Freedom of expression and play
If you are arguing that a little boy should be able to wear a pink tutu if he wants to, you’re arguing for that child’s freedom of expression. This idea is related to self-determination; however, it isn’t really the same thing, because you can do it while still gendering your child. And in my experience, that is what most people do. They still refer to children born with penises as boys, and those born with vulvas as girls, but assert that “there’s no such thing as girls’ toys or boys’ toys.” Sometimes this is done preemptively. Lucas-Stannard’s book has an entire chapter called “Creating A Gender Diverse Environment,” which is all about making sure your kid has access to a wide variety of toys, including those we typically think of as gendered, regardless of their assigned gender. Ward goes further and suggests all children have both dresses and pants until they can choose for themselves.
However, most of the time, the push toward freedom of expression comes from the kid. This is the pretty straightforward idea that if kids show signs of not conforming to traditional gender roles, we should support them. Many advocates of gender neutral parenting got there because they had a child who didn’t clearly fit into the binary-gendered world of childhood. When their daughters wanted to do masculine things or their sons wanted to do feminine things, parents were faced with a decision: should they police this behavior or embrace it? My favorite example of this is the song “William Wants A Doll” from the 1972 classic album/book project Free To Be You And Me. William’s parents are not OK with the idea of their son having a doll, but by the end of the song he does get one. His father comes around when he sees that his son’s desire for a traditionally “feminine” toy is actually masculine. “William has a doll, ’cause someday he’s gonna be a father too.”
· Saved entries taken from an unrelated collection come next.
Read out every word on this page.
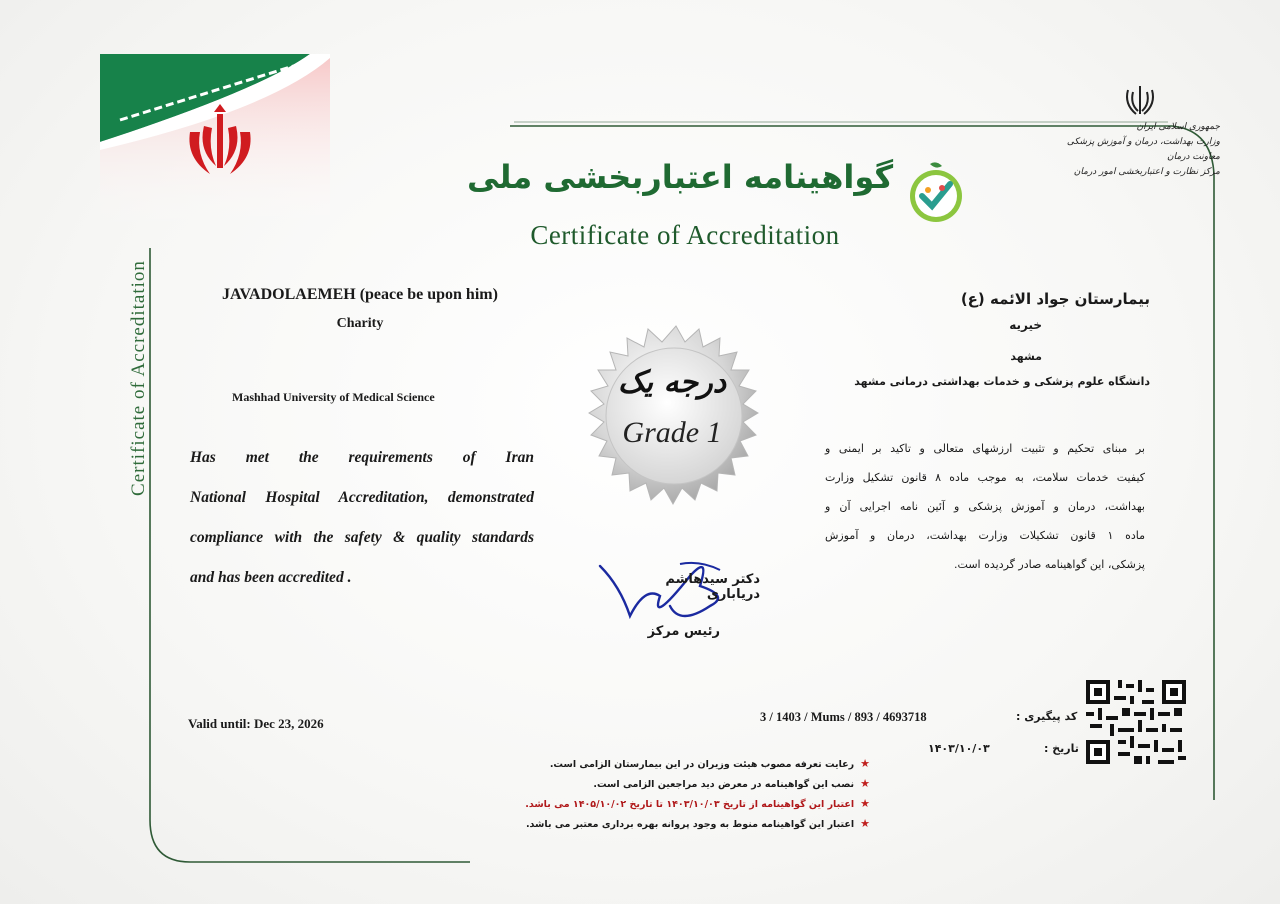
جمهوری اسلامی ایران
وزارت بهداشت، درمان و آموزش پزشکی
معاونت درمان
مرکز نظارت و اعتباربخشی امور درمان
گواهینامه اعتباربخشی ملی
Certificate of Accreditation
Certificate of Accreditation	JAVADOLAEMEH (peace be upon him)
Charity
Mashhad University of Medical Science
Has met the requirements of Iran
National Hospital Accreditation, demonstrated
compliance with the safety & quality standards
and has been accredited .
بیمارستان جواد الائمه (ع)
خیریه
مشهد
دانشگاه علوم پزشکی و خدمات بهداشتی درمانی مشهد
بر مبنای تحکیم و تثبیت ارزشهای متعالی و تاکید بر ایمنی و
کیفیت خدمات سلامت، به موجب ماده ۸ قانون تشکیل وزارت
بهداشت، درمان و آموزش پزشکی و آئین نامه اجرایی آن و
ماده ۱ قانون تشکیلات وزارت بهداشت، درمان و آموزش
پزشکی، این گواهینامه صادر گردیده است.
درجه یک
Grade 1
دکتر سیدهاشم دریاباری
رئیس مرکز
Valid until: Dec 23, 2026	3 / 1403 / Mums / 893 / 4693718	کد پیگیری :
۱۴۰۳/۱۰/۰۳	تاریخ :
★رعایت تعرفه مصوب هیئت وزیران در این بیمارستان الزامی است.
★نصب این گواهینامه در معرض دید مراجعین الزامی است.
★اعتبار این گواهینامه از تاریخ ۱۴۰۳/۱۰/۰۳ تا تاریخ ۱۴۰۵/۱۰/۰۲ می باشد.
★اعتبار این گواهینامه منوط به وجود پروانه بهره برداری معتبر می باشد.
These two ideas — gender self-determination, and freedom of expression — bump up against each other in weird ways. In practice, gender neutral parenting is often a somewhat random combination of both ideas, and parenting practices related to them. Most parents take a little here and a little there and default to standard gendering the rest of the time. Some parents shy away from toys or clothing they see as too heavily gendered, while others embrace the whole spectrum of colors and ideas. All of this makes it almost impossible to nail down a working definition of “gender neutral parenting” at all. Terms like “gender-liberal parenting” and “gender-radical parenting” try to better define what is actually happening, but those terms haven’t caught on.
But when we conflate things as different as “refusing to gender an infant at all” and “allowing a boy to have a doll if he asks for one” as both being gender neutral, we make it tempting to see one as nothing more than a more extreme version of the other. And it makes it easy for critics to claim that such parents are attempting to raise children “without gender.” Images of very drab play rooms where all the toys are unfinished wood come to mind.
These different parenting practices have different goals. One parent’s goal may be to not assume every child identifies with their biological sex. Another parent might want to allow their child more freedom than they had. Another may want to let their daughter learn about science and their son learn nurturing skills. Understanding that there’s a wide range of goals can help demystify gender neutral parenting for everyone. Ultimately, parents should be able to make more informed and conscious decisions regarding gender and gendered expression. And hopefully everyone else can take a breath and realize this parenting “movement” is no more a dangerous experiment than aggressive gendering is.